Aadya’s personal diary is introduced as a significant motif in the movie. The dates in her diary entries tell us about the passage of time, also giving us a glimpse of Aadya’s own feelings at that point
Nowhere in the series is there an attempt to label the relationship between Aadya and Aachal. They only know that they are in love and are trying to navigate the confusions and doubts running in their minds by confiding in each other. They don’t even say the words “I love you” to each other at any point. The word ‘lesbian’ never enters into any of their conversations. TOLS also debunks its own title by drawing out, with much sensitivity and subtlety, how organic their love is. It is not the “other” that’s important. It’s just a love story.
Rao says that this was a conscious decision. “At the end of the day, what it is, is love. Isn’t that enough? Two people are in love and they just happen to be women. What happens between two people in their bedrooms is their business. One cannot take just one aspect of someone’s life and define them solely with it.”
In the late 90’s, homosexuality and gender-fluidity were even less understood than they are now. There was no active LGBTQ movement in india, as it exists today. In 1996, Deepa Mehta’s Fire was released amidst much criticism from both conservative right-wing groups and feminists, albeit for different reasons. Rath Vanita and Saleem Kidwai’s seminal work Same Sex Love in India, which explored the presence of same sex love in Indian mythology and literature, was also published only in 2000. So perhaps it would not be wrong to say that women might have only expressed their love for each other within the pages of private diaries and love letters, which were kept hidden. After all, a record only exists if it is visible to the public eye. Much like Facebook statuses and tweets today?

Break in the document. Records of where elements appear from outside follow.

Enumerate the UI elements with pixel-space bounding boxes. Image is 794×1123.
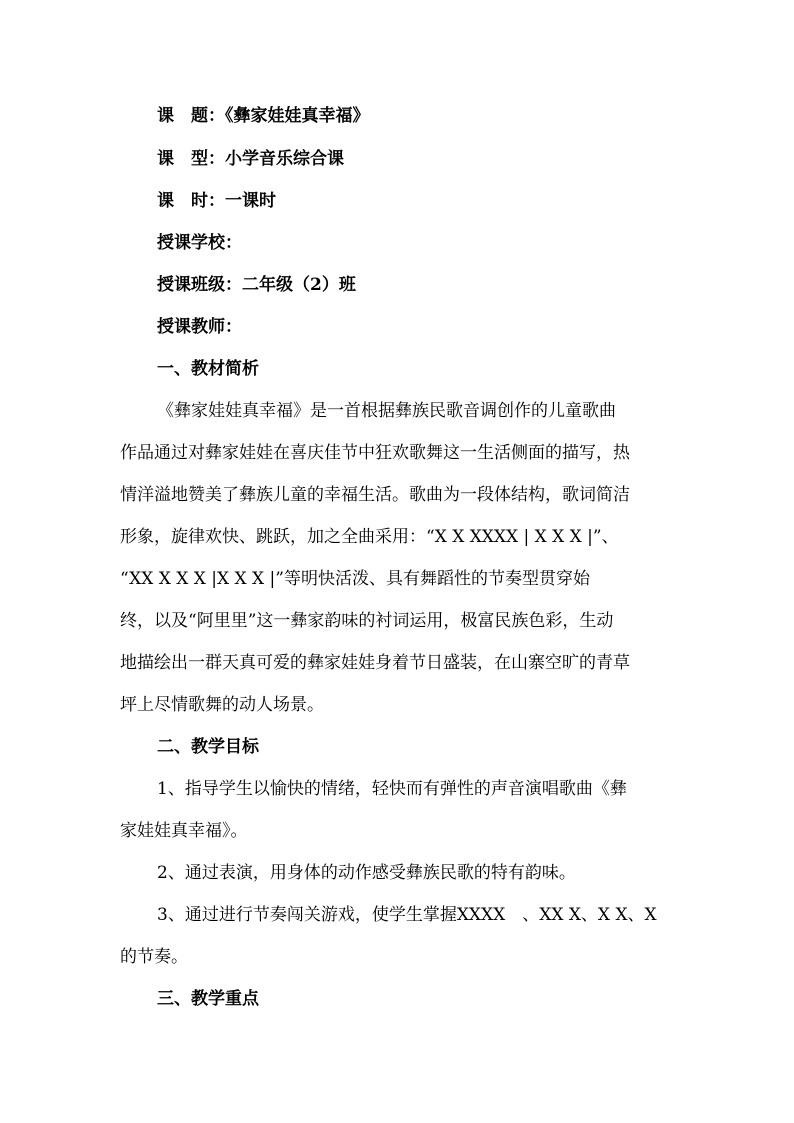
paragraph-line: 终，以及“阿里里”这一彝家韵味的衬词运用，极富民族色彩，生动: [120, 611, 614, 631]
paragraph-line: 《彝家娃娃真幸福》是一首根据彝族民歌音调创作的儿童歌曲: [157, 401, 616, 421]
type-value: 小学音乐综合课: [225, 149, 344, 169]
topic-label: 课 题：: [157, 106, 225, 126]
goal-3-line-2: 的节奏。: [120, 947, 188, 967]
type-label: 课 型：: [157, 149, 225, 169]
hours-row: [157, 191, 717, 211]
school-row: [157, 233, 717, 253]
hours-value: 一课时: [225, 191, 276, 211]
goal-1-line-1: 1、指导学生以愉快的情绪，轻快而有弹性的声音演唱歌曲《彝: [157, 779, 627, 799]
type-row: [157, 149, 717, 169]
teacher-row: [157, 317, 717, 337]
paragraph-line: 作品通过对彝家娃娃在喜庆佳节中狂欢歌舞这一生活侧面的描写，热: [120, 443, 630, 463]
goal-1-line-2: 家娃娃真幸福》。: [120, 821, 248, 841]
section-heading-1: 一、教材简析: [157, 359, 259, 379]
topic-value: 《彝家娃娃真幸福》: [225, 106, 370, 126]
goal-2: 2、通过表演，用身体的动作感受彝族民歌的特有韵味。: [157, 863, 576, 883]
paragraph-line: 坪上尽情歌舞的动人场景。: [120, 695, 324, 715]
paragraph-line: 形象，旋律欢快、跳跃，加之全曲采用：“X X XXXX | X X X |”、: [120, 527, 619, 547]
paragraph-line: “XX X X X |X X X |”等明快活泼、具有舞蹈性的节奏型贯穿始: [120, 569, 590, 589]
hours-label: 课 时：: [157, 191, 225, 211]
class-value: 二年级（2）班: [242, 275, 356, 295]
class-label: 授课班级：: [157, 275, 242, 295]
class-row: [157, 275, 717, 295]
topic-row: [157, 106, 717, 126]
goal-3-line-1: 3、通过进行节奏闯关游戏，使学生掌握XXXX 、XX X、X X、X: [157, 905, 657, 925]
school-label: 授课学校：: [157, 233, 242, 253]
section-heading-2: 二、教学目标: [157, 737, 259, 757]
paragraph-line: 地描绘出一群天真可爱的彝家娃娃身着节日盛装，在山寨空旷的青草: [120, 653, 630, 673]
paragraph-line: 情洋溢地赞美了彝族儿童的幸福生活。歌曲为一段体结构，歌词简洁: [120, 485, 630, 505]
teacher-label: 授课教师：: [157, 317, 242, 337]
section-heading-3: 三、教学重点: [157, 989, 259, 1009]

Although people living in cosmopolitan cities like Mumbai and Bengaluru may be better empowered today to speak about their private and unique experiences of love and sex, in much of India the scenario isn’t that different, really, from the 1990s. Rao says she tried out an online dating site, and kept changing her partner preferences to see how people would respond. The experience gave her an insight into the dynamics of same-sex relationships in tier-2 cities in states like Gujarat. “There is a desperation in them to find someone who is like them, someone who can help them figure out what is going on. This made me feel more than anything that this story needs to be told, so we can reach out to these people and provide some affirmation,” says Rao.